Australia’s embassy never moved from Tel Aviv. And now, Morrison’s successor is returning the country’s official position to the one it maintained until 2018.
“Australia is committed to a two-state solution in which Israel and a future Palestinian state coexist, in peace and security, within internationally recognised borders,” Penny Wong, Australia’s minister for foreign affairs, said in a statement Tuesday. “We will not support an approach that undermines this prospect.”
The move quickly drew criticism from Israeli leaders, who reportedly fear that it could augur recognition of Palestine as a state by the government of Australian Prime Minister Anthony Albanese, formed in May after elections that ended a decade of conservative governments.
“In light of the way in which this decision was made in Australia, as a hasty response to an incorrect report in the media, we can only hope that the Australian government manages other matters more seriously and professionally,” Israeli Prime Minister Yair Lapid said in a statement, referring to the fact that Wong’s announcement followed reports that Australian government websites had been updated to reverse Morrison’s commitment. Lapid added, “Jerusalem is the eternal and united capital of Israel and nothing will ever change that.”
Australia’s move could influence British Prime Minister Liz Truss, who is facing growing pressure to reverse her campaign-trail promise to reconsider the location of England’s embassy in Israel, currently in Tel Aviv.
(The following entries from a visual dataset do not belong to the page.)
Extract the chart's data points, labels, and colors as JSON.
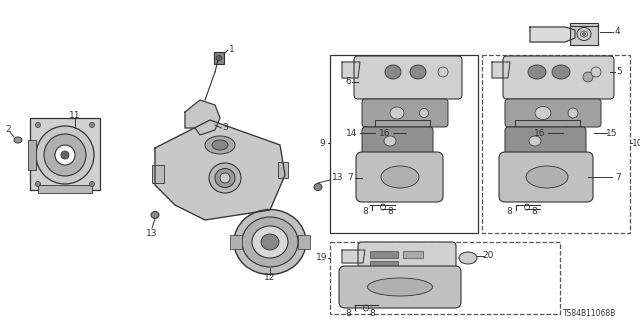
{
  "bg_color": "#ffffff",
  "line_color": "#333333",
  "part_number": "TS84B11068B",
  "gray_fill": "#aaaaaa",
  "dark_fill": "#555555",
  "light_fill": "#dddddd",
  "mid_fill": "#888888"
}
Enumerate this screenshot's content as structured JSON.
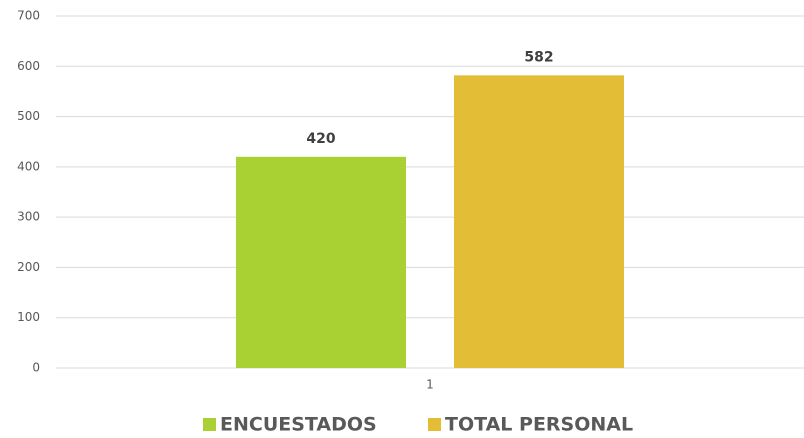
{
  "chart_data": {
    "type": "bar",
    "categories": [
      "1"
    ],
    "series": [
      {
        "name": "ENCUESTADOS",
        "color": "#a9d134",
        "values": [
          420
        ]
      },
      {
        "name": "TOTAL PERSONAL",
        "color": "#e4bd36",
        "values": [
          582
        ]
      }
    ],
    "ylim": [
      0,
      700
    ],
    "yticks": [
      0,
      100,
      200,
      300,
      400,
      500,
      600,
      700
    ],
    "grid": true,
    "legend": "bottom"
  }
}
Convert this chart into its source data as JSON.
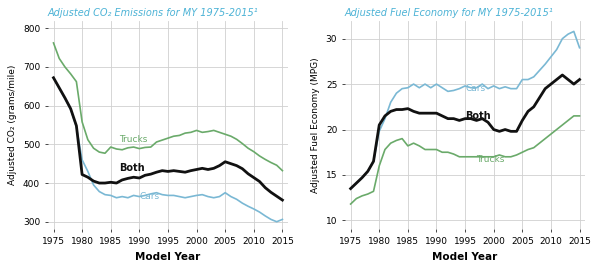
{
  "title_co2": "Adjusted CO₂ Emissions for MY 1975-2015¹",
  "title_mpg": "Adjusted Fuel Economy for MY 1975-2015¹",
  "ylabel_co2": "Adjusted CO₂ (grams/mile)",
  "ylabel_mpg": "Adjusted Fuel Economy (MPG)",
  "xlabel": "Model Year",
  "title_color": "#4db3d6",
  "years": [
    1975,
    1976,
    1977,
    1978,
    1979,
    1980,
    1981,
    1982,
    1983,
    1984,
    1985,
    1986,
    1987,
    1988,
    1989,
    1990,
    1991,
    1992,
    1993,
    1994,
    1995,
    1996,
    1997,
    1998,
    1999,
    2000,
    2001,
    2002,
    2003,
    2004,
    2005,
    2006,
    2007,
    2008,
    2009,
    2010,
    2011,
    2012,
    2013,
    2014,
    2015
  ],
  "co2_cars": [
    672,
    645,
    618,
    590,
    545,
    460,
    430,
    395,
    378,
    370,
    368,
    362,
    365,
    362,
    368,
    365,
    368,
    372,
    375,
    370,
    368,
    368,
    365,
    362,
    365,
    368,
    370,
    365,
    362,
    365,
    375,
    365,
    358,
    348,
    340,
    333,
    325,
    315,
    306,
    300,
    306
  ],
  "co2_trucks": [
    762,
    722,
    700,
    682,
    662,
    558,
    512,
    490,
    480,
    477,
    493,
    488,
    486,
    491,
    493,
    489,
    492,
    493,
    506,
    511,
    516,
    521,
    523,
    529,
    531,
    536,
    531,
    533,
    536,
    531,
    526,
    521,
    513,
    502,
    490,
    481,
    470,
    461,
    453,
    446,
    432
  ],
  "co2_both": [
    672,
    646,
    620,
    592,
    548,
    422,
    415,
    405,
    400,
    400,
    402,
    400,
    408,
    412,
    415,
    413,
    420,
    423,
    428,
    432,
    430,
    432,
    430,
    428,
    432,
    435,
    438,
    435,
    438,
    445,
    455,
    450,
    445,
    437,
    424,
    414,
    404,
    388,
    376,
    366,
    356
  ],
  "mpg_cars": [
    13.5,
    14.1,
    14.7,
    15.4,
    16.5,
    19.8,
    21.2,
    23.0,
    24.0,
    24.5,
    24.6,
    25.0,
    24.6,
    25.0,
    24.6,
    25.0,
    24.6,
    24.2,
    24.3,
    24.5,
    24.8,
    24.6,
    24.6,
    25.0,
    24.5,
    24.8,
    24.5,
    24.7,
    24.5,
    24.5,
    25.5,
    25.5,
    25.8,
    26.5,
    27.2,
    28.0,
    28.8,
    30.0,
    30.5,
    30.8,
    29.0
  ],
  "mpg_trucks": [
    11.8,
    12.4,
    12.7,
    12.9,
    13.2,
    16.0,
    17.8,
    18.5,
    18.8,
    19.0,
    18.2,
    18.5,
    18.2,
    17.8,
    17.8,
    17.8,
    17.5,
    17.5,
    17.3,
    17.0,
    17.0,
    17.0,
    17.0,
    17.0,
    17.0,
    17.0,
    17.2,
    17.0,
    17.0,
    17.2,
    17.5,
    17.8,
    18.0,
    18.5,
    19.0,
    19.5,
    20.0,
    20.5,
    21.0,
    21.5,
    21.5
  ],
  "mpg_both": [
    13.5,
    14.1,
    14.7,
    15.4,
    16.5,
    20.5,
    21.5,
    22.0,
    22.2,
    22.2,
    22.3,
    22.0,
    21.8,
    21.8,
    21.8,
    21.8,
    21.5,
    21.2,
    21.2,
    21.0,
    21.2,
    21.2,
    21.0,
    21.2,
    20.8,
    20.0,
    19.8,
    20.0,
    19.8,
    19.8,
    21.0,
    22.0,
    22.5,
    23.5,
    24.5,
    25.0,
    25.5,
    26.0,
    25.5,
    25.0,
    25.5
  ],
  "color_cars": "#7ab8d4",
  "color_trucks": "#6aaa6a",
  "color_both": "#111111",
  "lw_cars": 1.2,
  "lw_trucks": 1.2,
  "lw_both": 2.0,
  "co2_ylim": [
    280,
    820
  ],
  "co2_yticks": [
    300,
    400,
    500,
    600,
    700,
    800
  ],
  "mpg_ylim": [
    9,
    32
  ],
  "mpg_yticks": [
    10,
    15,
    20,
    25,
    30
  ],
  "xticks": [
    1975,
    1980,
    1985,
    1990,
    1995,
    2000,
    2005,
    2010,
    2015
  ],
  "grid_color": "#d0d0d0",
  "bg_color": "#ffffff"
}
Some British Jewish leaders want Truss, a conservative, to make the move, but an array of influential figures, including the Archbishop of Canterbury, say a move before a peace agreement would be premature.
In the United States, President Joe Biden has reversed or altered many of Trump’s decisions, but not about the location of the U.S. embassy in Israel. In February 2021, just after Biden was inaugurated, the Senate voted overwhelming to invest in the Jerusalem embassy, signaling that the placement would be long-term.
Jerusalem’s status as Israel’s capital is a consensus issue among Israeli Jews who otherwise disagree vehemently about how Israel should approach its conflict with the Palestinians. The city and its holy sites, including the Western Wall and Temple Mount, carry immense symbolism for most Israeli Jews. A Brookings Institution poll about the U.S. embassy move in 2018 found that 93% of Israeli Jews supported it.